The sapling fell. Goodman chopped off the twin tops, then exchanged the hand-axe for the thick knife he wore, stripping away the branches as he answered.

Exactly
, it would seem, was not a term that applied to this location, although it was well short of the Forest of Arden setting I had begun to
suspect. We were, as I’d thought, in the Lake District, approximately midway between two villages I’d never heard of. But if one drew a line between Grasmere (the bustling centre of the Wordsworth industry) and Ravenglass (on the Irish Sea), we should be halfway along that. Or perhaps a bit closer to the east. And south, he thought.

“Where do you shop?” I asked him. “When you’re not buying sausages from a neighbour?”

He named a village, adding, “I give the shopkeeper a list of requirements, then pick them up when next I go. I gave him one this morning.”

“What, on a Sunday?”

“He was at home, of course, preparing for church. I told him I’d be back tomorrow.”

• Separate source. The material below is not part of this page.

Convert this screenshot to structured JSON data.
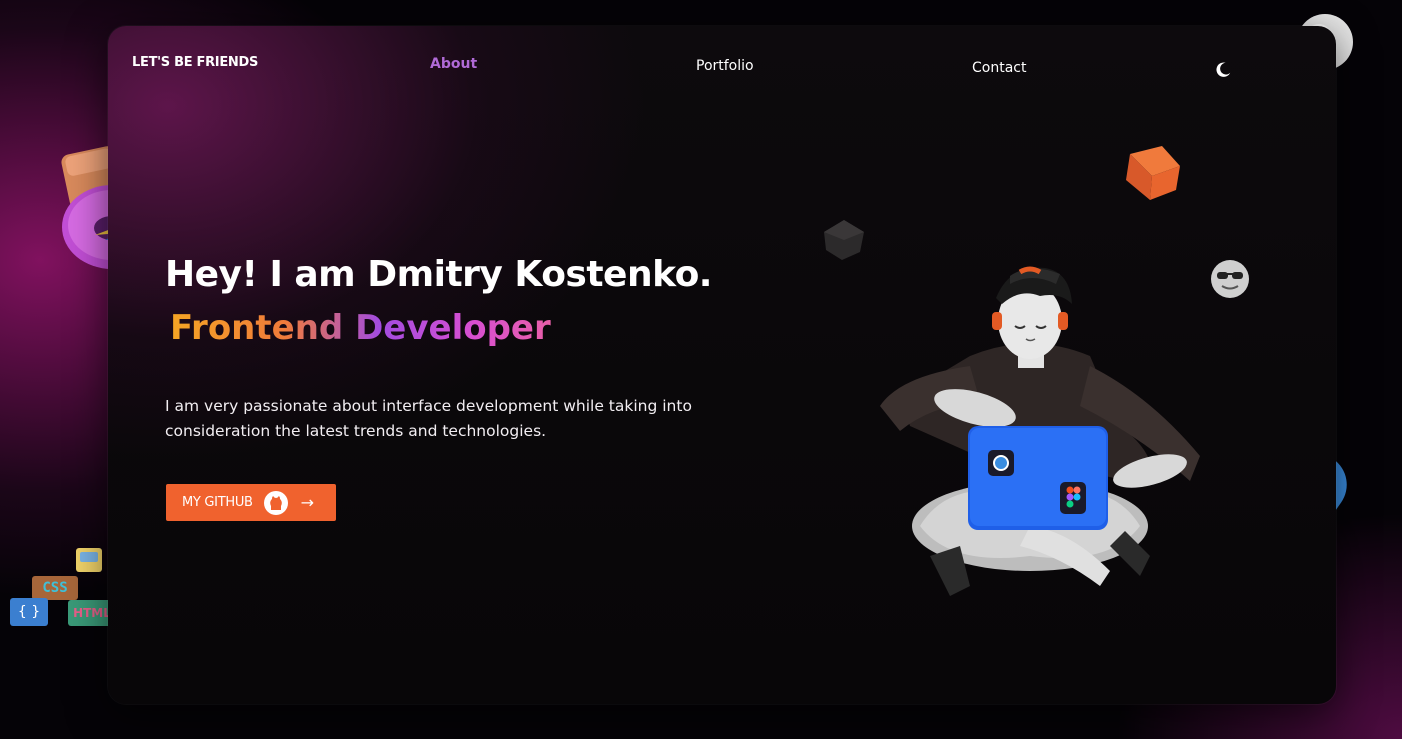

I looked at him uneasily. “I wish you’d consulted with me first. It’s not a good idea to have it be known that you are sheltering three strangers. Someone’s sure to have found the wreck by now, even out here.”

He finished reducing the branches to stubs, slid the knife into its scabbard, and sighed. “Very well. Tell me your story.”

“It started when Estelle’s father came to our door in Sussex,” I began. We walked, he listened, with little response apart from a noise of pain when I told him that Estelle’s mother was dead.

“She doesn’t know,” I said.

He gave me a look over his shoulder.

“I haven’t had a great deal of free time in the past thirty-six hours,” I protested. “In any event, I can’t decide if I should tell her, or wait for her father to do so. I rather think it should be him.”

“Yes,” he said. I waited for any further response, but there was none, so I went on. I told him our problem, or enough of it to make him understand the danger: serious enemies with unknown but potentially considerable resources; scattered companions whose situation was unknown; a mad religious fanatic and his acolytes; the remaining threat against us. “We thought Brothers was dead, but by the time I got back to the hotel, it was pretty clear that he had escaped,” I told Goodman. “And, he somehow managed to alert a subordinate in Thurso that we were coming.”

“And that subordinate took a shot at your aeroplane.”

“I do not know who else it might have been.”

“It could not have been an accident?”

“I’d like to think so, but it beggars the imagination to picture a stray bullet cleanly puncturing the centre of an aeroplane two hundred feet overhead. Nor can I accept that the northern reaches of Scotland is so rife with madmen that we could find a religious fanatic and a man who takes pot-shots at passing targets within twenty miles of each other.”

He nodded, conceding my point.

“I have to assume that Brothers is somehow related to the sharpshooter. And if he has two assistants—one on Orkney, one in Thurso—he could have more.”

“Which requires that you keep your heads down for a time.”

“Until I meet up with my companions and we pool information, I cannot know who, or why. Or, I will admit, even if.”

Goodman walked, head-down with the stick across his shoulders, leading me in a wide circle through the untouched woodland as I told my tale—although since I was forced to leave out many of the details so as not to enmesh him in danger, I found it was a story I would mistrust myself, were I to hear it.

At the end, I described the rapid disintegration of the aeroplane mid-flight, and said, “Captain Javitz brought it down in the clearest patch he could see, although it proved not quite clear enough. And you know the rest.”